The International Chamber of Commerce (ICC) tribunal, in a landmark ruling delivered on May 26, 2025, ordered Juba to pay Vivacell the amount, which includes a principal of $48,452,035, interest of $20,849,535 and $5,024,983 in legal and other costs.

South Sudan’s information minister Michael Makuei said the “exorbitant” claim threatens the economic stability and livelihoods of the South Sudanese people and that Juba’s legal team is reviewing the award to determine the next step.

Yet the ICC figure constitutes a significant reduction from an initial claim of $2.9 billion after Vivacell, which operated under Network of the World, shut down its operations in the country in March 2018, over a $66 million tax dispute, leaving more than 200 South Sudanese without jobs.

The rules governing ICC arbitration, however, do not allow disclosures of details of each claim.

The South Sudan government said Vivacell had failed to secure a proper licence following its independence and was operating under an outdated permit issued by Sudan, thereby evading tax and licensing payments totalling $66 million.
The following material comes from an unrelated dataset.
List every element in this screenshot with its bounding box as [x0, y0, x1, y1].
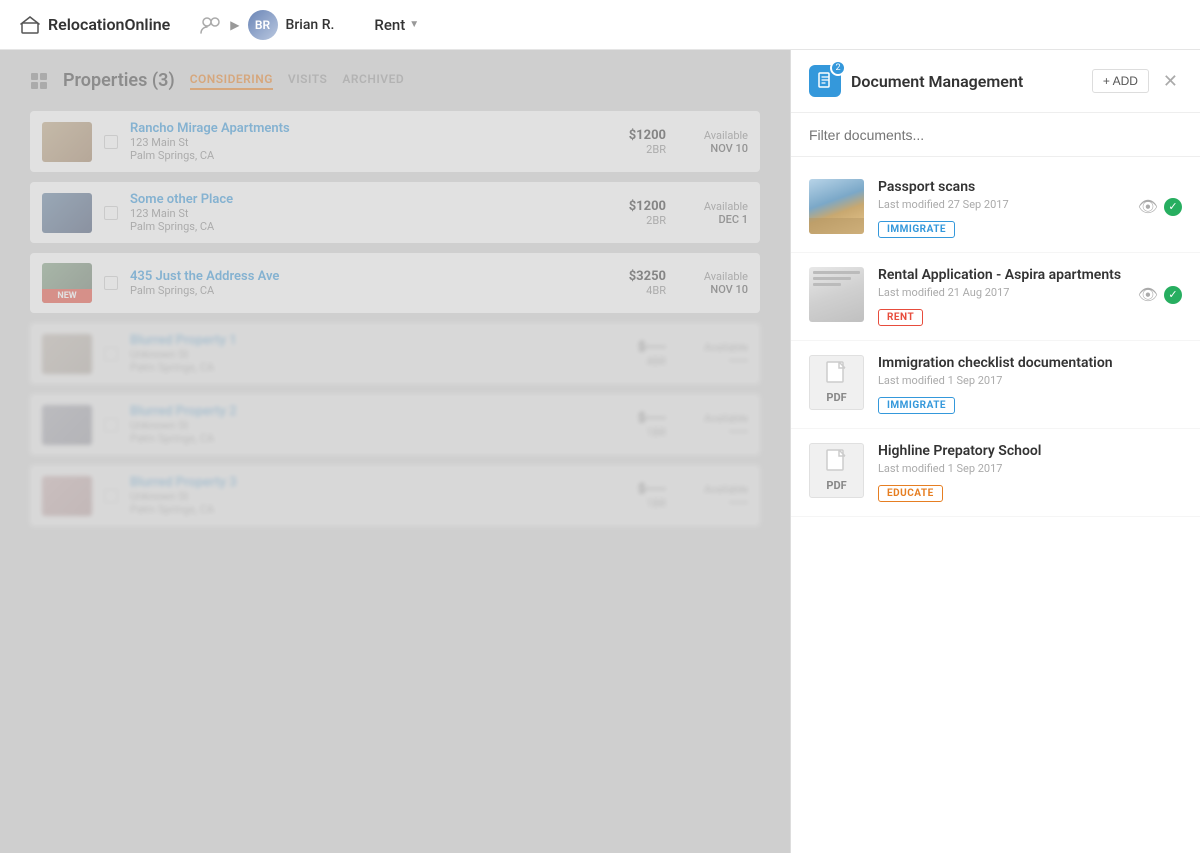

Vivacell had obtained a licence in October 2003 to provide mobile telecommunication services in Southern Sudan from the New Sudan Telecommunication Corporation (NSTC), and the licence was amended the same day.

In October 2007, a second amendment was signed between Vivacell and the Ministry of Telecommunications and Postal Services. The second amended agreement provided Vivacell with generous tax concessions, exemptions from customs duties, free land for mobile telephone infrastructure, extensive conditions regarding mobile frequency usage and tariffs and purported exclusive rights.

This amended licence was granted for an agreed fee of $7.5 million, but Vivacell only paid $1.5 million of the sums due.

Following the birth of the Republic of South Sudan in July 2011, the government established a telecoms regulator, the National Communications Authority (NCA).

In 2018, NCA sought to impose standard licensing fees on Vivacell, as had been applied to all other mobile operators. But the telco challenged the demand, leading to the suspension of its operating licence until the required fees were paid.

Due to that dispute, Vivacell exited the market, abandoning its equipment and staff.

The telco was primarily owned by Lebanon’s Fattouch Investment Group, which holds a 75 percent stake, with remaining 25 percent owned by Wawat Securities, a company linked to the Sudan People’s Liberation Movement (SPLM), South Sudan’s dominant political party.

In the wake of the latest arbitration decision, Juba says it is taking measures to ensure the country remains a safe investment destination for foreign investors, upholding law and order in business practices and defending the nation against unsubstantiated claims.“The government has identified priority sectors for investment, including in the fast-growing ICT, agriculture, transport infrastructure, petroleum, mining, and energy sectors, with the aim of diversifying the economy and reducing the economy’s reliance on oil,” the government said in a statement.